2- This comment follows from an observation that was first made by Liang and Chong in their inspired paper PRL 2013 [Ref 35 of the resubmitted version]. They pointed out that, in the Chalker-Coddington (L-lattice) model, the gap closing point that accompanies the topological transition between anomalous and trivial regimes corresponds to a value theta=pi/4 of the scattering parameters, i.e. a 50/50 beam splitter at each vertex, which is precisely where the percolation transition is known to occur. The mapping I have established with the tight-binding model allows one to transfer this conclusion from the network model to the tight-binding model.

Note that this coincidence between the percolation transition and the topological transition seems to be a generic property: one can indeed easily check that for the Kagome and triangular networks as well, the topological transition between anomalous and trivial regimes comes together with an equal repartition of the scattering coefficients at the nodes, which is generically expected to correspond to a percolation transition. Accordingly, the quasi-energy spectrum is fully gapless at the transition, so that any state is free to propagate through the system (in the absence of gaps), by opposition to the phase rotation symmetric points where the bands are totally flat and the states thus cannot propagate. So generically, if one has a transition between an anomalous and a trivial regime, we know for sure that the spectrum must be fully gapless at some point, and therefore the states are free to propagate through the bulk, irrespectively of the randomness of the network in terms of number of links at each nodes (i.e. Within the framework of this study).

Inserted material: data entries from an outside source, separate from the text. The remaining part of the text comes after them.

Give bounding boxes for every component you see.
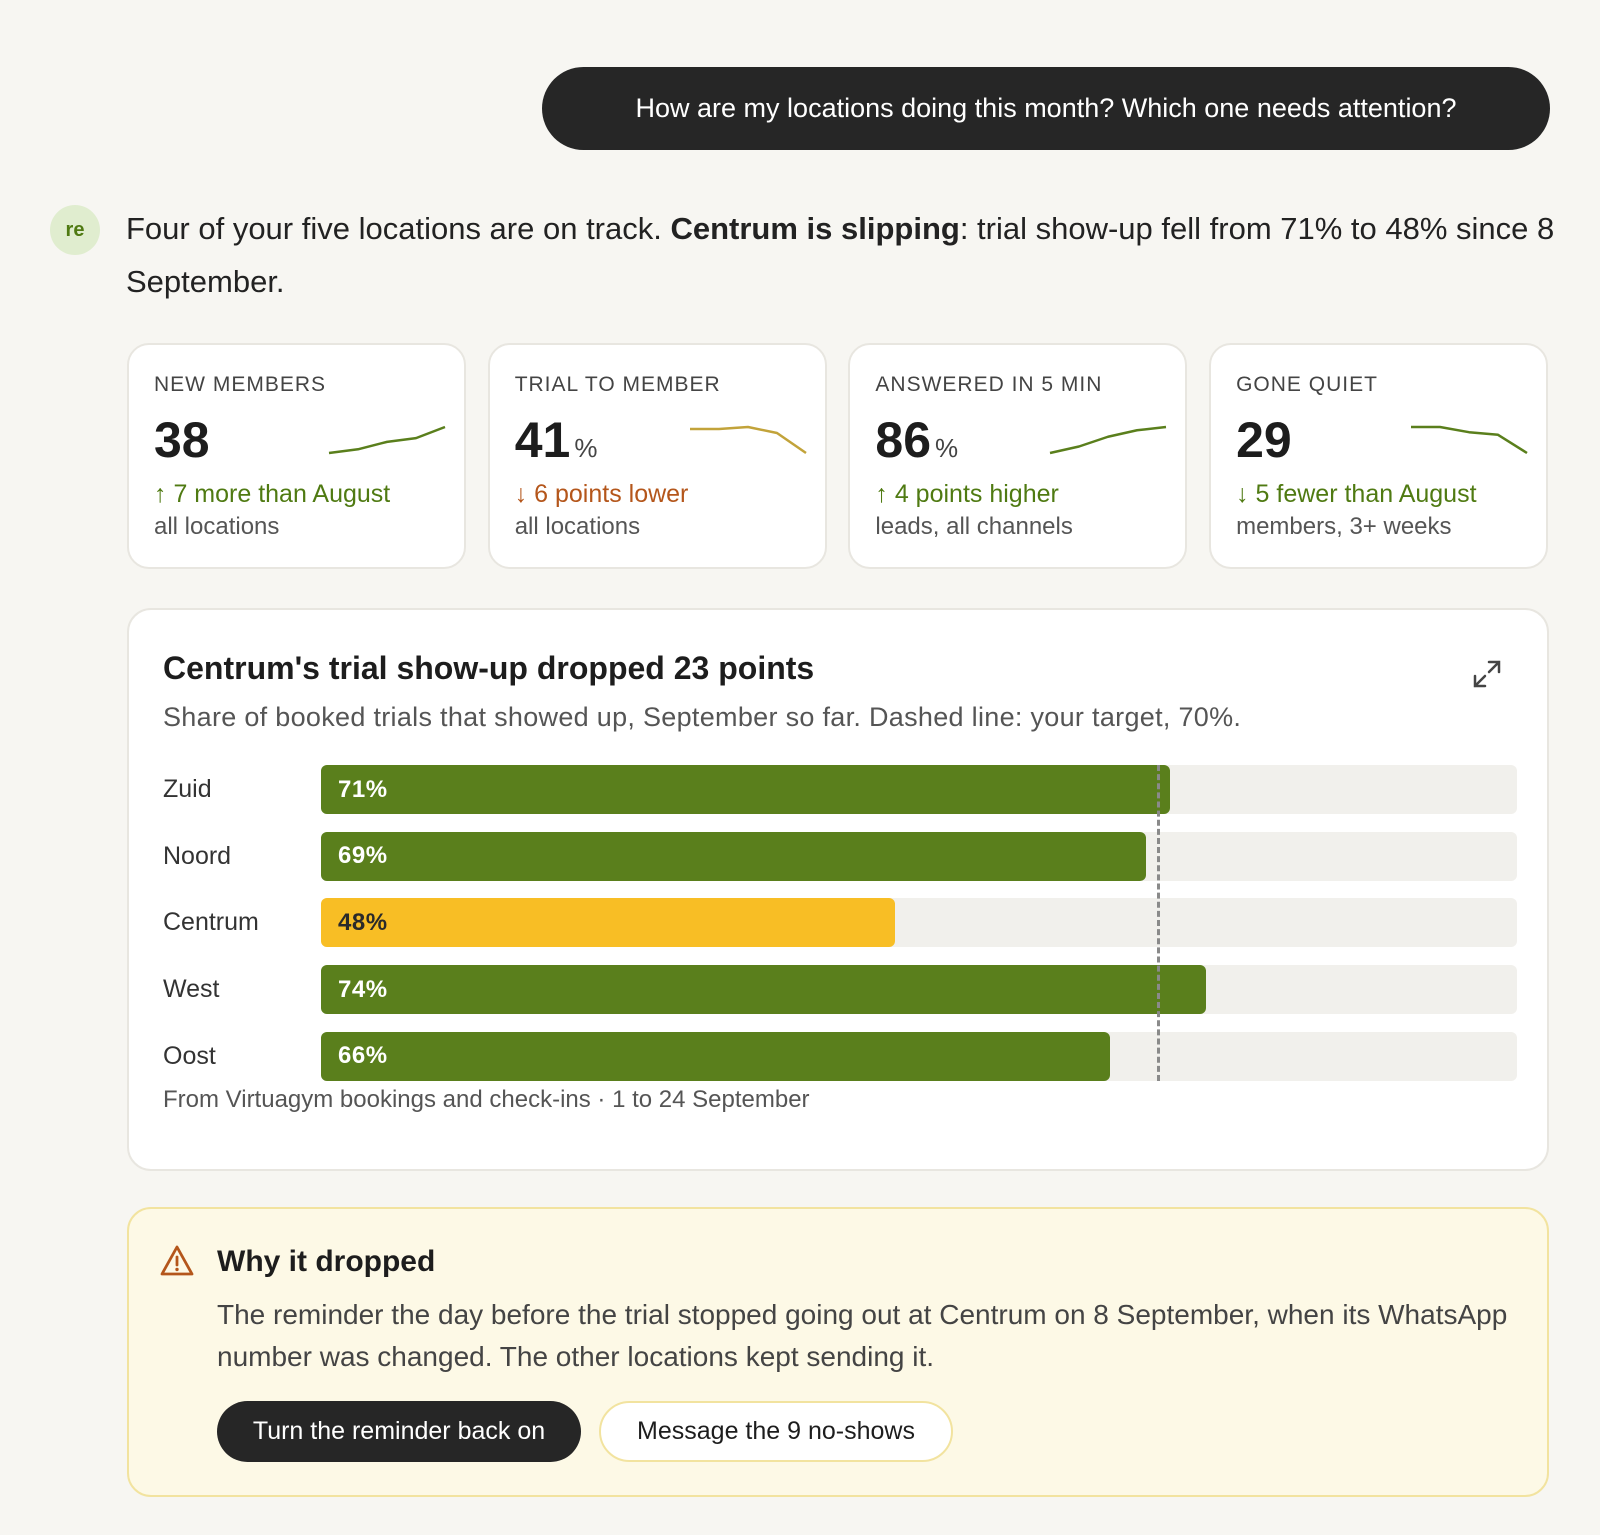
- answer-text: : trial show-up fell from 71% to 48% sin…: [126, 211, 1555, 299]
- bar: 69%: [321, 831, 1147, 881]
- kpi-number: 86: [875, 412, 932, 468]
- sparkline: [328, 425, 446, 455]
- bar-track: 69%: [321, 831, 1517, 881]
- assistant-answer: Four of your five locations are on track…: [126, 202, 1556, 308]
- bar: 74%: [321, 965, 1207, 1015]
- sparkline-line: [328, 425, 446, 455]
- sparkline: [689, 425, 807, 455]
- category-label: Oost: [163, 1041, 216, 1070]
- category-label: Noord: [163, 841, 232, 870]
- answer-text: Four of your five locations are on track…: [126, 211, 671, 246]
- kpi-change: ↓ 5 fewer than August: [1236, 480, 1477, 508]
- value-label: 48%: [338, 908, 388, 936]
- callout: Why it dropped The reminder the day befo…: [127, 1207, 1549, 1497]
- kpi-note: members, 3+ weeks: [1236, 513, 1452, 540]
- kpi-label: ANSWERED IN 5 MIN: [875, 373, 1103, 396]
- user-message: How are my locations doing this month? W…: [542, 67, 1550, 150]
- kpi-value: 86%: [875, 411, 958, 469]
- kpi-note: leads, all channels: [875, 513, 1073, 540]
- kpi-value: 38: [154, 411, 210, 469]
- bar-track: 71%: [321, 765, 1517, 814]
- warning-icon: [160, 1245, 194, 1276]
- sparkline-line: [689, 425, 807, 455]
- expand-icon[interactable]: [1471, 658, 1503, 690]
- primary-button[interactable]: Turn the reminder back on: [217, 1401, 581, 1462]
- kpi-card: TRIAL TO MEMBER 41% ↓ 6 points lower all lo…: [487, 343, 827, 569]
- category-label: West: [163, 975, 220, 1004]
- sparkline: [1411, 425, 1528, 455]
- value-label: 66%: [338, 1042, 388, 1070]
- chart-subtitle: Share of booked trials that showed up, S…: [163, 702, 1242, 732]
- value-label: 74%: [338, 975, 388, 1003]
- assistant-avatar: re: [50, 205, 100, 255]
- kpi-value: 41%: [515, 411, 598, 469]
- kpi-change: ↓ 6 points lower: [514, 480, 689, 508]
- target-line: [1156, 765, 1160, 1081]
- kpi-card: GONE QUIET 29 ↓ 5 fewer than August members…: [1209, 343, 1549, 569]
- callout-title: Why it dropped: [217, 1245, 436, 1278]
- value-label: 69%: [338, 842, 388, 870]
- category-label: Centrum: [163, 908, 259, 937]
- kpi-card: NEW MEMBERS 38 ↑ 7 more than August all loc…: [127, 343, 466, 569]
- bar-track: 74%: [321, 965, 1517, 1015]
- kpi-number: 38: [154, 412, 210, 468]
- category-label: Zuid: [163, 775, 212, 803]
- value-label: 71%: [338, 775, 388, 803]
- bar-track: 66%: [321, 1031, 1517, 1081]
- sparkline-line: [1050, 425, 1167, 455]
- answer-emphasis: Centrum is slipping: [670, 211, 960, 246]
- bar: 48%: [321, 898, 896, 948]
- bar-track: 48%: [321, 898, 1517, 948]
- chart-source: From Virtuagym bookings and check-ins · …: [163, 1086, 810, 1113]
- kpi-label: GONE QUIET: [1236, 373, 1378, 396]
- callout-body: The reminder the day before the trial st…: [217, 1299, 1508, 1372]
- kpi-label: TRIAL TO MEMBER: [514, 373, 721, 396]
- sparkline-line: [1411, 425, 1528, 455]
- secondary-button[interactable]: Message the 9 no-shows: [599, 1401, 953, 1462]
- kpi-note: all locations: [514, 513, 641, 540]
- kpi-change: ↑ 4 points higher: [875, 480, 1059, 508]
- kpi-card: ANSWERED IN 5 MIN 86% ↑ 4 points higher lea…: [848, 343, 1188, 569]
- chart-card: Centrum's trial show-up dropped 23 point…: [127, 608, 1549, 1171]
- kpi-change: ↑ 7 more than August: [154, 480, 391, 508]
- kpi-value: 29: [1236, 411, 1292, 469]
- kpi-unit: %: [935, 433, 959, 463]
- kpi-number: 41: [514, 412, 571, 468]
- kpi-label: NEW MEMBERS: [154, 373, 327, 396]
- bar: 71%: [321, 765, 1171, 814]
- sparkline: [1050, 425, 1167, 455]
- kpi-number: 29: [1236, 412, 1292, 468]
- bar: 66%: [321, 1031, 1111, 1081]
- kpi-note: all locations: [154, 513, 280, 540]
- kpi-unit: %: [574, 433, 598, 463]
- chart-title: Centrum's trial show-up dropped 23 point…: [163, 650, 815, 686]
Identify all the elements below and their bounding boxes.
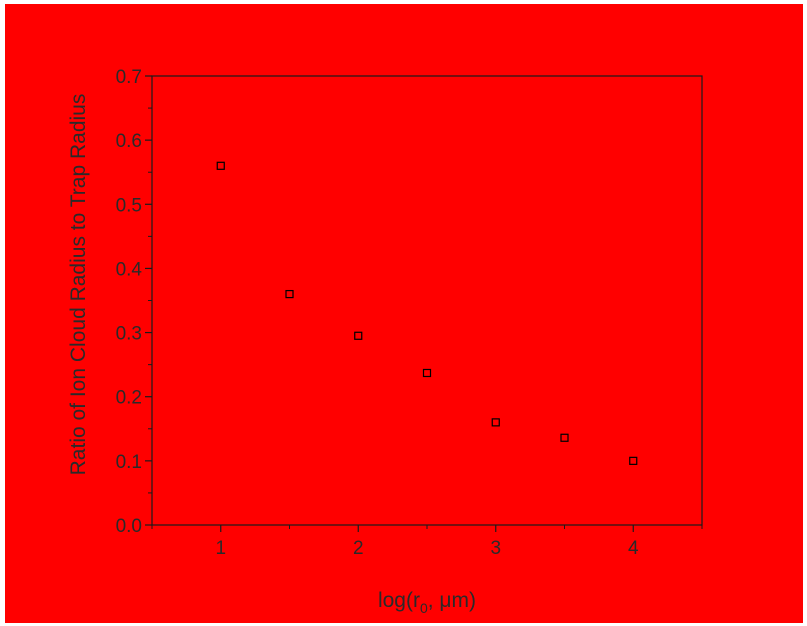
x-tick-label: 3 [490,538,501,559]
chart-frame: 1 2 3 4 0.0 0.1 0.2 0.3 0.4 0.5 0.6 0.7 log(r0, μm… [5,4,803,623]
x-axis-title-post: , μm) [428,589,476,612]
x-tick-label: 2 [353,538,364,559]
y-axis-title: Ratio of Ion Cloud Radius to Trap Radius [67,94,90,476]
data-point-marker [491,418,500,427]
data-point-marker [629,456,638,465]
y-tick-label: 0.7 [116,67,142,88]
y-tick-label: 0.5 [116,195,142,216]
scatter-chart: 1 2 3 4 0.0 0.1 0.2 0.3 0.4 0.5 0.6 0.7 log(r0, μm… [5,4,803,623]
y-tick-label: 0.0 [116,516,142,537]
y-tick-label: 0.1 [116,452,142,473]
data-points [216,161,638,465]
x-axis-ticks: 1 2 3 4 [151,525,703,559]
data-point-marker [354,331,363,340]
x-tick-label: 4 [628,538,639,559]
data-point-marker [422,368,432,378]
data-point-marker [285,289,294,299]
chart-background [5,4,803,623]
x-axis-title-pre: log(r [378,589,420,612]
x-axis-title: log(r0, μm) [378,589,476,616]
y-tick-label: 0.6 [116,131,142,152]
y-tick-label: 0.4 [116,259,143,280]
data-point-marker [560,433,569,442]
data-point-marker [216,161,225,170]
y-tick-label: 0.3 [116,324,142,345]
y-axis-ticks: 0.0 0.1 0.2 0.3 0.4 0.5 0.6 0.7 [116,67,152,537]
x-tick-label: 1 [215,538,226,559]
x-axis-title-sub: 0 [420,600,428,616]
y-tick-label: 0.2 [116,388,142,409]
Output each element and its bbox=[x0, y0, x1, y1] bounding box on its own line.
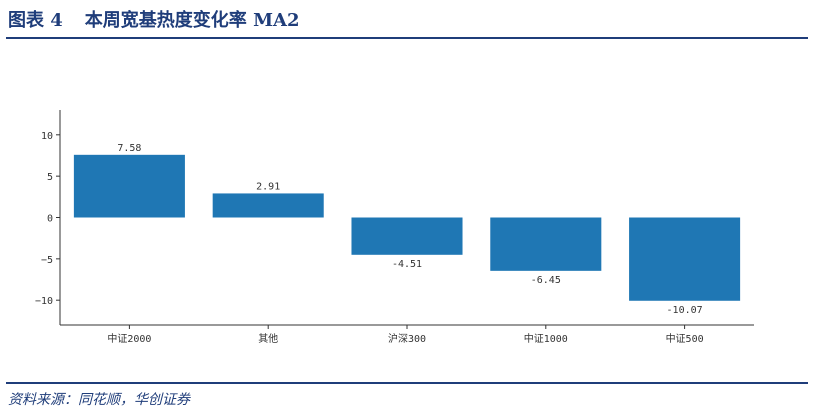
source-note: 资料来源：同花顺，华创证券 bbox=[8, 392, 190, 408]
y-tick-label: 5 bbox=[47, 172, 53, 183]
x-tick-label: 中证1000 bbox=[524, 332, 568, 345]
x-tick-label: 中证500 bbox=[666, 332, 704, 345]
header-rule bbox=[6, 37, 808, 39]
footer-rule bbox=[6, 382, 808, 384]
bar-value-label: -10.07 bbox=[667, 305, 703, 316]
y-tick-label: −5 bbox=[41, 255, 53, 266]
bar-value-label: -6.45 bbox=[531, 275, 561, 286]
figure-title: 本周宽基热度变化率 MA2 bbox=[84, 10, 300, 31]
bar-chart: 10 5 0 −5 −10 7.58 中证2000 2.91 其他 -4.51 沪深300 -6.45… bbox=[35, 110, 754, 345]
y-tick-label: −10 bbox=[35, 296, 53, 307]
bar bbox=[351, 217, 463, 255]
bar bbox=[490, 217, 602, 271]
y-tick-label: 10 bbox=[41, 131, 53, 142]
bar-value-label: 7.58 bbox=[117, 143, 141, 154]
x-tick-label: 沪深300 bbox=[388, 332, 426, 345]
bar bbox=[212, 193, 324, 218]
bar-value-label: 2.91 bbox=[256, 181, 280, 192]
x-tick-label: 中证2000 bbox=[107, 332, 151, 345]
bar-value-label: -4.51 bbox=[392, 259, 422, 270]
bar bbox=[629, 217, 741, 301]
figure-header: 图表 4 本周宽基热度变化率 MA2 bbox=[8, 4, 806, 34]
y-tick-label: 0 bbox=[47, 214, 53, 225]
figure-label: 图表 4 bbox=[8, 10, 63, 31]
x-tick-label: 其他 bbox=[258, 332, 278, 345]
bar bbox=[73, 154, 185, 218]
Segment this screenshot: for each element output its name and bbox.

Also, I am not claiming the reciprocal, that is that any percolation transition can be interpreted as a topological transition between an anomalous and a trivial regime.

Of course, I agree that a deeper analysis on the percolation transition in random networks and its link to topological transitions is an exciting direction of investigation that would deserve more work, and may for instance help revisiting the plateaus transitions in the original quantum Hall effect.

3- I thank the referee for pointing this out. Several typos have been corrected and the labels (a) and (b) have been added in Fig. 8.